Understanding Fixed Indexed Annuities With retirees living longer, more active lives today, ensuring you have sufficient income for a lengthy retirement is more important than ever. A fixed-indexed annuity (FIA) may assist you in developing a solid income plan for the years ahead. Fixed indexed annuities are an insurance option for long-term retirement planning that can generate a consistent income stream, or “retirement paycheck,” to supplement other income sources like Social Security, pensions, 401(k)/IRAs, and personal assets. Furthermore, you have the opportunity to increase your income over time while protecting any gains from losses due to market downturns. In 2022, Athene conducted a national survey to gauge Americans’ knowledge and attitudes toward retirement planning issues such as retirement savings plans, stock market outlook, and annuities. More than half of Americans (55%) are worried about outliving their retirement savings, and two out of three think guaranteed income is a key feature to look for when comparing financial products for retirement.
FIAs may be ideal if you want to:
- Create a “retirement paycheck” that is guaranteed.
- Pursue growth potential while protecting against market loss
- Minimize the impact of low-interest rates and inflation on savings
- Support a surviving spouse financially
- Provide for unforeseen retirement expenses
- Leave a legacy for your family.
How fixed indexed annuities work Interest in this is partly tied to the rise or fall of a stock market index like the S&P 500. No interest credits will be awarded for a given period if the net change in the index is negative, but you will never receive less than zero. To provide that necessary safety net, indexed interest credits are determined using a formula that may include:
• A cap (an upper limit on return)
• Participation rate (the proportion of an index’s return that is credited to the annuity)

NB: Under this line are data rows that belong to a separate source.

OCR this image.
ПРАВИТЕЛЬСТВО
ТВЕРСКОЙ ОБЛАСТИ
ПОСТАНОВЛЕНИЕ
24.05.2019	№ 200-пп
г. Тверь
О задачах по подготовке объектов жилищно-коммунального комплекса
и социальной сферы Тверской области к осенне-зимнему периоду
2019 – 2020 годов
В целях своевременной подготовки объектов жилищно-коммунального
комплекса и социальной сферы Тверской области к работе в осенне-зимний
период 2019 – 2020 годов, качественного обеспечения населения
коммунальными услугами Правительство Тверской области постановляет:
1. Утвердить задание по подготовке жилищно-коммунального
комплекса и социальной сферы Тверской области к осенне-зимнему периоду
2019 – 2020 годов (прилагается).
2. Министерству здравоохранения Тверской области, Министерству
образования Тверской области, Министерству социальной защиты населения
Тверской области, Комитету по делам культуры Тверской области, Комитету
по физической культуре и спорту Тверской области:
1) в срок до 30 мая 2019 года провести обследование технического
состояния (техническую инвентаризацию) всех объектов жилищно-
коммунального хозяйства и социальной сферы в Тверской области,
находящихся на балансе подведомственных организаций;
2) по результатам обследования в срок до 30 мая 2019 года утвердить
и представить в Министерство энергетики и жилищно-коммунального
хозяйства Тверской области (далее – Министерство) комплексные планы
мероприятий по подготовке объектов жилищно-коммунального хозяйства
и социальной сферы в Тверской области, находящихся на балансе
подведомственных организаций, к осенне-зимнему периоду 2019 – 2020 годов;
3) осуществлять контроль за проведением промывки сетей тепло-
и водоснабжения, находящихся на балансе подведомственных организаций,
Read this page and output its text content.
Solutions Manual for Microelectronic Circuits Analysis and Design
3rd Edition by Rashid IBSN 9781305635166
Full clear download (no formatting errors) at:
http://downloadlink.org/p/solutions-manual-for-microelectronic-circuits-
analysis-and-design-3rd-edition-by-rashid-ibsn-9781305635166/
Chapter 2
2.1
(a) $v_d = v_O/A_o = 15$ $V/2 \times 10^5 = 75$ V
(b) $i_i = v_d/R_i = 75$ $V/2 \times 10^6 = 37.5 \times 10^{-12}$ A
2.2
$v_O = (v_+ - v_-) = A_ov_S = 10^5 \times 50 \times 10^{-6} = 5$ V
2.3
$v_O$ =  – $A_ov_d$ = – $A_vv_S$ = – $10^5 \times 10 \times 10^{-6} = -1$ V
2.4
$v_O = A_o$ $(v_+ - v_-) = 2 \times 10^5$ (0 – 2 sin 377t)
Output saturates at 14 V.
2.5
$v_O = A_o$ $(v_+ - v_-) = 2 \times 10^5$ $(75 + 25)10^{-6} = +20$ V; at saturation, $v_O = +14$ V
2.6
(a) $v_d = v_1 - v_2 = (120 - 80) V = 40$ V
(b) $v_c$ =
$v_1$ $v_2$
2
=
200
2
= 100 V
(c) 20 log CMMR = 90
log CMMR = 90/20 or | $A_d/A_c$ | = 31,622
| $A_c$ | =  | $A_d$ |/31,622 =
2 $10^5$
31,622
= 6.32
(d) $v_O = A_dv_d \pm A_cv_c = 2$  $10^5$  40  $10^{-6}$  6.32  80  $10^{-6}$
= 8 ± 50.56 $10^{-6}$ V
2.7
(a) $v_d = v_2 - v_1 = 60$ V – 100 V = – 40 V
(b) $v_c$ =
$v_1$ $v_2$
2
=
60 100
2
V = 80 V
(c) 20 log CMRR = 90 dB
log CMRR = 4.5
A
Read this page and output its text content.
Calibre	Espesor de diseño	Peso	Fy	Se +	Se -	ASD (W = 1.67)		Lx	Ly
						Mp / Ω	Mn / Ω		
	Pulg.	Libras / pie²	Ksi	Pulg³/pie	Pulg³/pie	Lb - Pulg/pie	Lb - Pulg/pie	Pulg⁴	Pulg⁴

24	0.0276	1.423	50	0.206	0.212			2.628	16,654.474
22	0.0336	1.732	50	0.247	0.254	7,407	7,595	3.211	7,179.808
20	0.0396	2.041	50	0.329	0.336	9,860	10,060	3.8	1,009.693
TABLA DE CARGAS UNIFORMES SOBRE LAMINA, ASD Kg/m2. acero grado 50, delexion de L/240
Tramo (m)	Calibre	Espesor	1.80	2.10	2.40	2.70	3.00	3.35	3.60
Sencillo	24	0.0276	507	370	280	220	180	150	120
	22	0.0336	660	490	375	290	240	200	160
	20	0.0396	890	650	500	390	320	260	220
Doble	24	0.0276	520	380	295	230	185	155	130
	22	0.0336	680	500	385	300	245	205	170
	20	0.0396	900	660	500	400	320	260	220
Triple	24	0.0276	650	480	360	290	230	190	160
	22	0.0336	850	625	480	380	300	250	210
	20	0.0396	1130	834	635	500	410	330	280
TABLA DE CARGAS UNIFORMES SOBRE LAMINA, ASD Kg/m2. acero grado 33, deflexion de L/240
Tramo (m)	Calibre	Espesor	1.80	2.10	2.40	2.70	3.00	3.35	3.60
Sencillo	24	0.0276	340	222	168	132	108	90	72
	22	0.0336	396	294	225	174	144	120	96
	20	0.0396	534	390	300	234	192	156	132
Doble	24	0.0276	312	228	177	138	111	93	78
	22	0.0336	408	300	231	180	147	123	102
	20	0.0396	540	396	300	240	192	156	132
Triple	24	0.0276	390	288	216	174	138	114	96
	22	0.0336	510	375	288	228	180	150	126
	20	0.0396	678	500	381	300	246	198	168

• A fee based on a percentage, such as a spread
Important FIA information:
- Money invested in annuities grows tax-free. All annuities offer deferred taxes on earnings if you do not withdraw funds before 5912. This allows for tax-free growth and higher interest earnings. Furthermore, it defers taxes until retirement, when they are usually lower than during your working years.
- You can stop worrying about losing all of your interest because of market fluctuations. Indexed annuities are a relatively safe investment because they are designed to protect your savings from losses. They are not linked to market fluctuations and are typically structured so that you do not lose money when the market falls. Instead, they earn a percentage of the profit when the index to which they are linked rises.
- Optional riders may provide guaranteed income, a death benefit, or liquidity.
- Guaranteed minimum return. Even if the underlying index loses money, the issuing company of your indexed annuity may guarantee a minimum return. For example, it could pay 2% even if the underlying index has a negative return.
- Provide a greater potential return than CDs. With the opportunity to participate in the market’s upside, indexed annuities offer potentially higher returns than certificates of deposit (CDs) and have the added benefit of deferring taxes on earned interest, which CDs do not.
- Option for a lifetime income. One of the most common concerns among retirees is outliving their income and savings. A lifetime income rider may be included in an indexed annuity contract to guarantee a 5- to 10-percent-per-year return over the next 10 to 15 years.
- The two most popular income riders are a guaranteed minimum income benefit (GMIB) and a guaranteed lifetime withdrawal benefit (GLWB). GLWBs guarantee a percentage of your initial investment as a payment for the rest of your life, even if the account is depleted early, and can continue to grow even after withdrawals. GMIBs also guarantee a minimum annual income, but they cease to grow once the account is annuitized.
Is a fixed-indexed annuity the right investment for me? FIAs are designed to meet a wide range of needs and can be a valuable addition to your retirement plan, allowing you to feel more confident about your financial future and better prepared for life’s uncertainties. A customized approach is required for retirement security planning. Consult a financial advisor to determine if an FIA suits your risk tolerance, retirement goals, and desired retirement lifestyle.